Heck guys... at least it appears fair to say THIS one did it as outright murder. No question of combat confusion or fuzzy thinking here. What is a VALID question is how many more guys are close to breaking, how many officers need to answer for keeping them in the pressure cooker well after they're baked, and how soon we can get our men home to stop the damage from piling on.

This guy though? He absolutely must have his fair trial...and I don't care what Karzai wants. A fair trial is a NATO or U.S. Military trial. No one I'm related to or have known in the Armed Forces would go for this kind of horror, if all is factual as we are hearing it today. So..In a RARE CASE, I agree with Panetta. AFTER his fair trial and if the evidence shows guilt, then shoot him.


I don't know what the exact provisions of the UCMJ are, but I am willing to bet that the Secretary of Defense has no actual or substantial control over judicial proceedings. I would hope that this is not the case as it would obviously be a gross intrusion into a system of criminal justice which does not need and does benefit from the meddling of outsiders who are trying to influence decisions.

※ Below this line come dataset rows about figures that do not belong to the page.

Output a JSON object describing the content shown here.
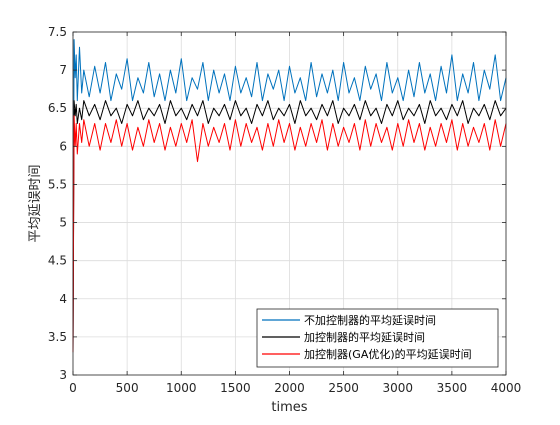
{
  "chart_data": {
    "type": "line",
    "title": "",
    "xlabel": "times",
    "ylabel": "平均延误时间",
    "xlim": [
      0,
      4000
    ],
    "ylim": [
      3,
      7.5
    ],
    "x_ticks": [
      0,
      500,
      1000,
      1500,
      2000,
      2500,
      3000,
      3500,
      4000
    ],
    "y_ticks": [
      3,
      3.5,
      4,
      4.5,
      5,
      5.5,
      6,
      6.5,
      7,
      7.5
    ],
    "x_tick_labels": [
      "0",
      "500",
      "1000",
      "1500",
      "2000",
      "2500",
      "3000",
      "3500",
      "4000"
    ],
    "y_tick_labels": [
      "3",
      "3.5",
      "4",
      "4.5",
      "5",
      "5.5",
      "6",
      "6.5",
      "7",
      "7.5"
    ],
    "grid": true,
    "legend_position": "bottom-right",
    "series": [
      {
        "name": "不加控制器的平均延误时间",
        "color": "#0072BD",
        "x": [
          0,
          10,
          20,
          30,
          40,
          60,
          80,
          100,
          150,
          200,
          250,
          300,
          350,
          400,
          450,
          500,
          550,
          600,
          650,
          700,
          750,
          800,
          850,
          900,
          950,
          1000,
          1050,
          1100,
          1150,
          1200,
          1250,
          1300,
          1350,
          1400,
          1450,
          1500,
          1550,
          1600,
          1650,
          1700,
          1750,
          1800,
          1850,
          1900,
          1950,
          2000,
          2050,
          2100,
          2150,
          2200,
          2250,
          2300,
          2350,
          2400,
          2450,
          2500,
          2550,
          2600,
          2650,
          2700,
          2750,
          2800,
          2850,
          2900,
          2950,
          3000,
          3050,
          3100,
          3150,
          3200,
          3250,
          3300,
          3350,
          3400,
          3450,
          3500,
          3550,
          3600,
          3650,
          3700,
          3750,
          3800,
          3850,
          3900,
          3950,
          4000
        ],
        "y": [
          3.3,
          7.4,
          6.9,
          7.2,
          6.6,
          7.3,
          6.7,
          7.0,
          6.65,
          7.05,
          6.7,
          7.1,
          6.6,
          6.95,
          6.75,
          7.15,
          6.6,
          6.9,
          6.7,
          7.1,
          6.65,
          6.95,
          6.6,
          7.0,
          6.7,
          7.15,
          6.6,
          6.9,
          6.75,
          7.1,
          6.6,
          7.0,
          6.7,
          6.95,
          6.6,
          7.05,
          6.7,
          6.9,
          6.65,
          7.1,
          6.6,
          6.95,
          6.75,
          7.0,
          6.6,
          7.05,
          6.7,
          6.9,
          6.6,
          7.1,
          6.65,
          6.95,
          6.7,
          7.0,
          6.6,
          7.1,
          6.7,
          6.9,
          6.6,
          7.05,
          6.75,
          6.95,
          6.6,
          7.1,
          6.7,
          6.9,
          6.6,
          7.0,
          6.65,
          7.1,
          6.7,
          6.95,
          6.6,
          7.05,
          6.7,
          7.2,
          6.6,
          6.95,
          6.7,
          7.1,
          6.6,
          7.0,
          6.75,
          7.2,
          6.6,
          6.9
        ]
      },
      {
        "name": "加控制器的平均延误时间",
        "color": "#000000",
        "x": [
          0,
          10,
          20,
          30,
          40,
          60,
          80,
          100,
          150,
          200,
          250,
          300,
          350,
          400,
          450,
          500,
          550,
          600,
          650,
          700,
          750,
          800,
          850,
          900,
          950,
          1000,
          1050,
          1100,
          1150,
          1200,
          1250,
          1300,
          1350,
          1400,
          1450,
          1500,
          1550,
          1600,
          1650,
          1700,
          1750,
          1800,
          1850,
          1900,
          1950,
          2000,
          2050,
          2100,
          2150,
          2200,
          2250,
          2300,
          2350,
          2400,
          2450,
          2500,
          2550,
          2600,
          2650,
          2700,
          2750,
          2800,
          2850,
          2900,
          2950,
          3000,
          3050,
          3100,
          3150,
          3200,
          3250,
          3300,
          3350,
          3400,
          3450,
          3500,
          3550,
          3600,
          3650,
          3700,
          3750,
          3800,
          3850,
          3900,
          3950,
          4000
        ],
        "y": [
          3.3,
          6.6,
          6.4,
          6.55,
          6.3,
          6.5,
          6.35,
          6.6,
          6.4,
          6.55,
          6.35,
          6.6,
          6.4,
          6.5,
          6.3,
          6.55,
          6.4,
          6.6,
          6.35,
          6.5,
          6.4,
          6.55,
          6.3,
          6.6,
          6.4,
          6.5,
          6.35,
          6.55,
          6.4,
          6.6,
          6.3,
          6.5,
          6.4,
          6.55,
          6.35,
          6.6,
          6.4,
          6.5,
          6.3,
          6.55,
          6.4,
          6.6,
          6.35,
          6.5,
          6.4,
          6.55,
          6.3,
          6.6,
          6.4,
          6.5,
          6.35,
          6.55,
          6.4,
          6.6,
          6.3,
          6.5,
          6.4,
          6.55,
          6.35,
          6.6,
          6.4,
          6.5,
          6.3,
          6.55,
          6.4,
          6.6,
          6.35,
          6.5,
          6.4,
          6.55,
          6.3,
          6.6,
          6.4,
          6.5,
          6.35,
          6.55,
          6.4,
          6.6,
          6.3,
          6.5,
          6.4,
          6.55,
          6.35,
          6.6,
          6.4,
          6.5
        ]
      },
      {
        "name": "加控制器(GA优化)的平均延误时间",
        "color": "#FF0000",
        "x": [
          0,
          10,
          20,
          30,
          40,
          60,
          80,
          100,
          150,
          200,
          250,
          300,
          350,
          400,
          450,
          500,
          550,
          600,
          650,
          700,
          750,
          800,
          850,
          900,
          950,
          1000,
          1050,
          1100,
          1150,
          1200,
          1250,
          1300,
          1350,
          1400,
          1450,
          1500,
          1550,
          1600,
          1650,
          1700,
          1750,
          1800,
          1850,
          1900,
          1950,
          2000,
          2050,
          2100,
          2150,
          2200,
          2250,
          2300,
          2350,
          2400,
          2450,
          2500,
          2550,
          2600,
          2650,
          2700,
          2750,
          2800,
          2850,
          2900,
          2950,
          3000,
          3050,
          3100,
          3150,
          3200,
          3250,
          3300,
          3350,
          3400,
          3450,
          3500,
          3550,
          3600,
          3650,
          3700,
          3750,
          3800,
          3850,
          3900,
          3950,
          4000
        ],
        "y": [
          3.3,
          6.4,
          6.0,
          6.3,
          5.9,
          6.3,
          6.05,
          6.35,
          6.0,
          6.3,
          5.95,
          6.3,
          6.05,
          6.35,
          6.0,
          6.3,
          5.95,
          6.25,
          6.0,
          6.35,
          6.05,
          6.3,
          5.95,
          6.25,
          6.0,
          6.3,
          6.05,
          6.35,
          5.8,
          6.3,
          6.0,
          6.25,
          6.05,
          6.3,
          5.95,
          6.35,
          6.0,
          6.3,
          6.05,
          6.25,
          5.95,
          6.3,
          6.0,
          6.35,
          6.05,
          6.3,
          5.95,
          6.25,
          6.0,
          6.3,
          6.05,
          6.35,
          5.95,
          6.3,
          6.0,
          6.25,
          6.05,
          6.3,
          5.95,
          6.35,
          6.0,
          6.3,
          6.05,
          6.25,
          5.95,
          6.3,
          6.0,
          6.35,
          6.05,
          6.3,
          5.95,
          6.25,
          6.0,
          6.3,
          6.05,
          6.35,
          5.95,
          6.3,
          6.0,
          6.25,
          6.05,
          6.3,
          5.95,
          6.35,
          6.0,
          6.3
        ]
      }
    ]
  }
}
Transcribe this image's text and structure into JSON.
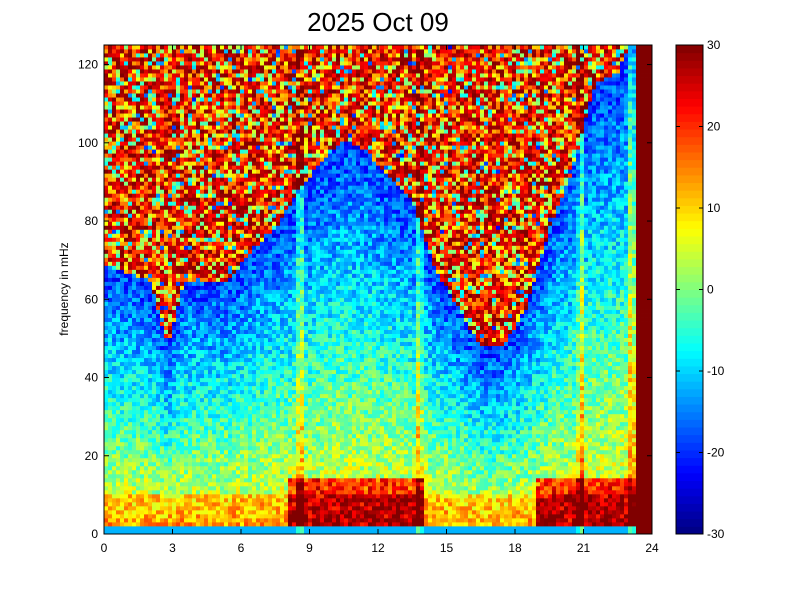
{
  "chart_data": {
    "type": "heatmap",
    "title": "2025 Oct 09",
    "xlabel": "",
    "ylabel": "frequency in mHz",
    "xlim": [
      0,
      24
    ],
    "ylim": [
      0,
      125
    ],
    "x_ticks": [
      "0",
      "3",
      "6",
      "9",
      "12",
      "15",
      "18",
      "21",
      "24"
    ],
    "y_ticks": [
      "0",
      "20",
      "40",
      "60",
      "80",
      "100",
      "120"
    ],
    "colorbar": {
      "range": [
        -30,
        30
      ],
      "ticks": [
        "-30",
        "-20",
        "-10",
        "0",
        "10",
        "20",
        "30"
      ],
      "colormap": "jet"
    },
    "grid": false,
    "features": {
      "noise_floor_top_hours": [
        [
          0,
          66
        ],
        [
          1,
          64
        ],
        [
          2,
          62
        ],
        [
          2.8,
          45
        ],
        [
          3.5,
          62
        ],
        [
          4.5,
          62
        ],
        [
          5.5,
          62
        ],
        [
          6.5,
          70
        ],
        [
          7.5,
          75
        ],
        [
          8.5,
          85
        ],
        [
          9.5,
          92
        ],
        [
          10.5,
          98
        ],
        [
          11.5,
          95
        ],
        [
          12.5,
          88
        ],
        [
          13.5,
          82
        ],
        [
          14.5,
          65
        ],
        [
          15.5,
          55
        ],
        [
          16.5,
          45
        ],
        [
          17.5,
          45
        ],
        [
          18.5,
          55
        ],
        [
          19.5,
          75
        ],
        [
          20.5,
          90
        ],
        [
          21.5,
          112
        ],
        [
          22.5,
          115
        ],
        [
          23.2,
          125
        ],
        [
          24,
          125
        ]
      ],
      "vertical_streaks_hours": [
        8.6,
        13.8,
        20.9,
        23.1
      ],
      "low_frequency_peak_hours": [
        [
          8,
          12
        ],
        [
          12,
          14
        ],
        [
          19,
          24
        ]
      ]
    }
  }
}
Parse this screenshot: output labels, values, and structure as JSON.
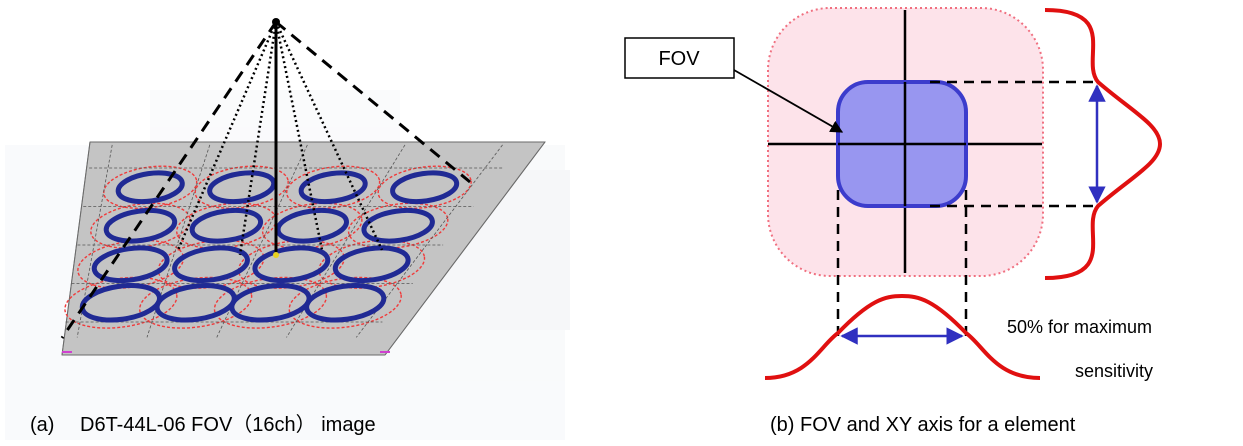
{
  "left_panel": {
    "caption": "(a)　 D6T-44L-06 FOV（16ch） image"
  },
  "right_panel": {
    "callout_label": "FOV",
    "note_line1": "50% for maximum",
    "note_line2": "sensitivity",
    "caption": "(b) FOV and XY axis for a element"
  },
  "colors": {
    "fov_fill": "#8f8ff0",
    "fov_stroke": "#3c3ccc",
    "outer_fill": "#fde3ea",
    "outer_stroke": "#f07080",
    "curve": "#e01010",
    "arrow": "#3030c0",
    "plane": "#c4c4c4",
    "grid_blue": "#202a94",
    "grid_red": "#f03a3a"
  },
  "icons": [
    "sensor-apex-icon",
    "arrow-icon"
  ]
}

As to the posters above - it doesn't make you any more a patriot to justify the grisly acts of your countrymen for no other reason than that they are your countrymen. Should we forgive Nazi Death-Camp guards because they were under emotional strain in many cases? No, we would not - we would rightfully say that they committed awful acts which justice requires be punished; it is the same case here. The soldier in question appears to have committed murder on a large-scale. His mental state may serve as an affirmative defense (again, I am not certain what the insanity/emotional distress provisions are - if any - under the UCMJ), but is still right that he should be prosecuted regardless, even if found not guilty by reason of insanity (although that is quite a high benchmark, and he clearly appreciated the wrongfulness of his act, since he turned himself in immediately).